Арса. Вичентие, я сделал ход.
Вичентие. Слава богу! Сделай теперь ход за меня!
Арса. Как? А ты разве не хочешь?
Вичентие. Мне что-то не играется.
Арса (встает и подходит к нему). Почему, друг? Что с тобой?
Вичентие. Да так, не играется. Засело что-то в горле, словно пушку проглотил.
Арса. Скажи, что с тобой?
Вичентие. Придет время, скажу. А теперь не прикажешь ли заложить свою повозку? Я должен сейчас же ехать в город. Я пробуду недолго, до обеда вернусь, а сейчас я должен идти. Слушай, если ты не дашь мне повозку, я пешком пойду.
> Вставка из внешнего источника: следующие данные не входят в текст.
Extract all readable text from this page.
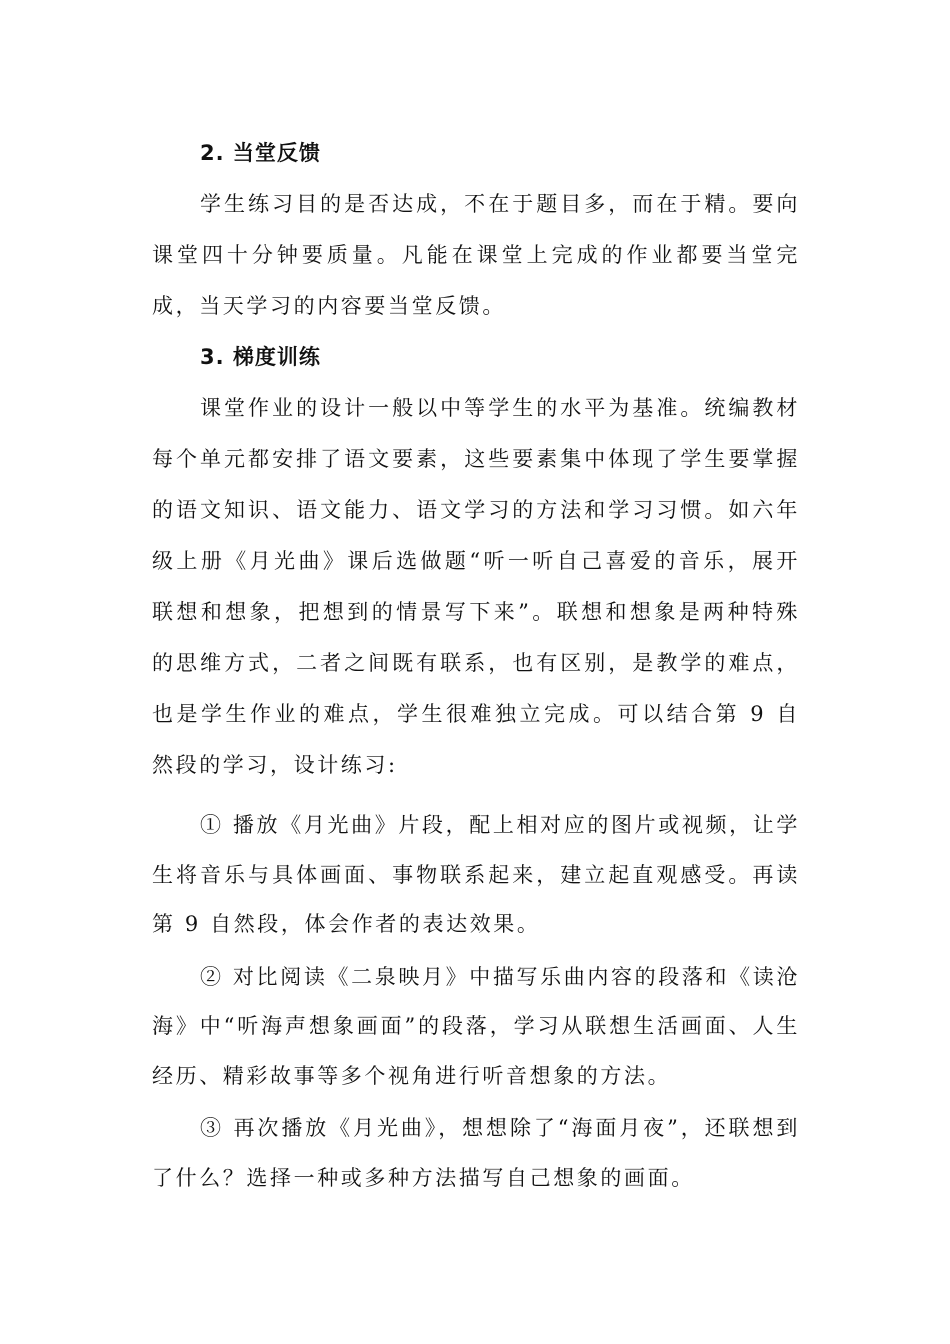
2. 当堂反馈

学生练习目的是否达成，不在于题目多，而在于精。要向课堂四十分钟要质量。凡能在课堂上完成的作业都要当堂完成，当天学习的内容要当堂反馈。

3. 梯度训练

课堂作业的设计一般以中等学生的水平为基准。统编教材每个单元都安排了语文要素，这些要素集中体现了学生要掌握的语文知识、语文能力、语文学习的方法和学习习惯。如六年级上册《月光曲》课后选做题“听一听自己喜爱的音乐，展开联想和想象，把想到的情景写下来”。联想和想象是两种特殊的思维方式，二者之间既有联系，也有区别，是教学的难点，也是学生作业的难点，学生很难独立完成。可以结合第 9 自然段的学习，设计练习:

① 播放《月光曲》片段，配上相对应的图片或视频，让学生将音乐与具体画面、事物联系起来，建立起直观感受。再读第 9 自然段，体会作者的表达效果。

② 对比阅读《二泉映月》中描写乐曲内容的段落和《读沧海》中“听海声想象画面”的段落，学习从联想生活画面、人生经历、精彩故事等多个视角进行听音想象的方法。

③ 再次播放《月光曲》，想想除了“海面月夜”，还联想到了什么？选择一种或多种方法描写自己想象的画面。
Арса. Как я могу не дать ее! Когда я тебе отказывал. (Бежит налево и кричит.) Миша, Миша! Нет его! Напьется, спрячется в конюшне, лентяй, и спит целый день. Спросишь, почему от него пахнет, отвечает, что много винограда съел. Никола, эй, Никола, позови ко мне Мишу, или нет, слушай, скажи ему, пусть немедленно запрягает экипаж. Быстро, понимаешь? (Подходит к Вичентие.) Хорошо, но скажи мне все-таки, что с тобой? Ты не хочешь сказать?
Вичентие (про себя). И почему это вдруг именно ее сын вздумал писать политические стихи? Как будто их не мог написать кто-нибудь другой, у кого, например, нет матери.
Арса (с любопытством). У нас еще есть время, пока Миша запрягает. Ты мог бы, если хочешь, рассказать мне, в чем дело. Подумай, может быть, тебе и моя помощь могла бы пригодиться.
Вичентие. Ты прав, ты мой лучший друг. От тебя скрывать нечего, хотя здесь ты ничем мне помочь не сможешь.
Арса. Как знать.
Вичентие. Знаю. Но все равно сейчас я тебе расскажу, в чем дело.